BOSS: The Largest Known Structure in the Universe

March 14, 2016 | Joanne Kennell

The Veil Nebula
Photo credit: pixabay.com

It is one billion light-years across!

Space is enormous and it is often hard to grasp just how big it is.  Try to picture this: a distant complex of galaxy superclusters — possibly one of the largest structures found so far — is one billion light years across, or 6,000,000,000,000,000,000,000 miles!

Individual galaxies, like our Milky Way, are bound together by gravity into clusters, and these clusters group into what are called superclusters.  Superclusters can sometimes link together into long lines of galaxies called walls.

For example, the Sloan Great Wall, discovered in 2003, is located in a nearby universe, and the Milky Way was recently found to be part of a supercluster system called Laniakea.  However, both these systems are dwarfed compared to this newly discovered Great Wall named BOSS.

SEE ALSO: Monstrous Galaxy Cluster Cannibalizes Itself to Create New Stars

The BOSS Great Wall has ten times the volume of Sloan and is almost 70 percent larger in diameter.  It is made up of four superclusters containing 830 galaxies, and is located about 5 billion light-years away from Earth.  The Laniakea supercluster is less than half the size of BOSS.

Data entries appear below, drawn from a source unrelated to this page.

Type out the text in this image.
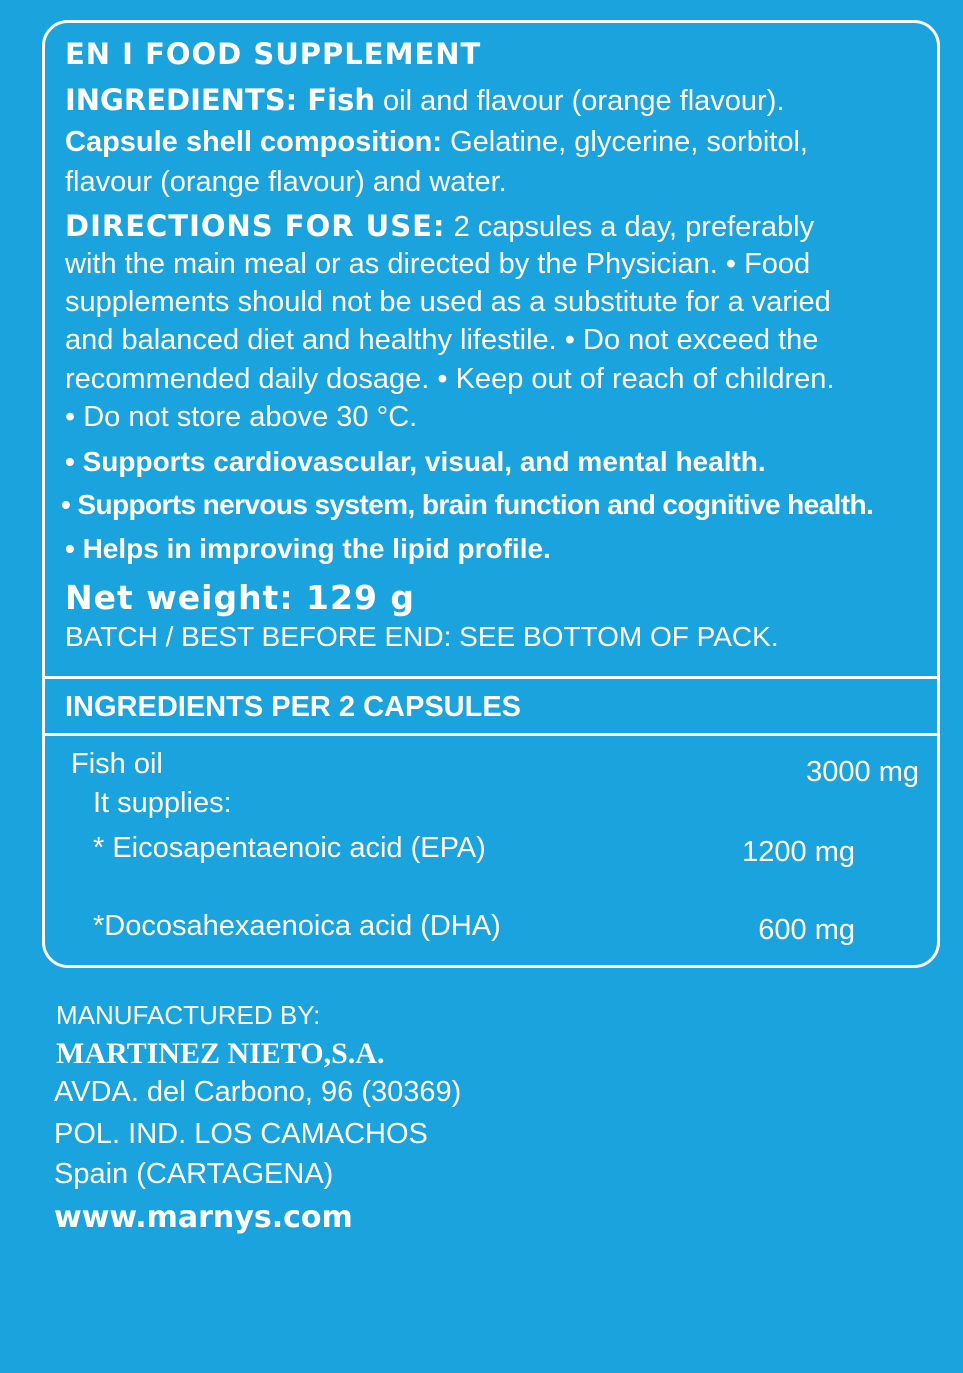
EN I FOOD SUPPLEMENT
INGREDIENTS: Fish oil and flavour (orange flavour).
Capsule shell composition: Gelatine, glycerine, sorbitol,
flavour (orange flavour) and water.
DIRECTIONS FOR USE: 2 capsules a day, preferably
with the main meal or as directed by the Physician. • Food
supplements should not be used as a substitute for a varied
and balanced diet and healthy lifestile. • Do not exceed the
recommended daily dosage. • Keep out of reach of children.
• Do not store above 30 °C.
• Supports cardiovascular, visual, and mental health.
• Supports nervous system, brain function and cognitive health.
• Helps in improving the lipid profile.
Net weight: 129 g
BATCH / BEST BEFORE END: SEE BOTTOM OF PACK.
INGREDIENTS PER 2 CAPSULES
Fish oil	3000 mg
It supplies:
* Eicosapentaenoic acid (EPA)	1200 mg
*Docosahexaenoica acid (DHA)	600 mg
MANUFACTURED BY:
MARTINEZ NIETO,S.A.
AVDA. del Carbono, 96 (30369)
POL. IND. LOS CAMACHOS
Spain (CARTAGENA)
www.marnys.com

While scientists were working for the Baryon Oscillation Spectroscopic Survey (BOSS), which is an international galaxy mapping project and how the wall got it’s name, they spotted what is being described as the largest structure in the universe — at least in the part of the universe they have mapped so far.

“It was so much bigger than anything else in this volume,” Heidi Lietzen of the Canary Islands Institute of Astrophysics, a lead author on the study, told the New Scientist.

Since BOSS is so enormous, it is easy to understand why some scientists are questioning whether these walls can really be considered one giant object.

“I don’t entirely understand why they are connecting all of these features together to call them a single structure,” said Allison Coil of the University of California in San Diego to New Scientist.  “There are clearly kinks and bends in this structure that don’t exist, for example, in the Sloan Great Wall.”

According to Brent Tully of the University of Hawaii, who discovered the Laniakea cluster, what makes a single structure depends on your definition.  

“A denser region of galaxies is traditional and indeed the new wall contains five times as many galaxies as an average patch of sky,” he told New Scientist.  “But tracking whether the galaxies are moving together — impossible, given how far away they are — might give a different answer.”

However, it is not about the size of the wall the matters, noted Smithsonian magazine.  Superclusters and galactic walls, like BOSS and Sloan, are helping astronomers map the universe.  Given only a small portion of the universe has been mapped, there are likely objects bigger than BOSS just waiting for their time to shine!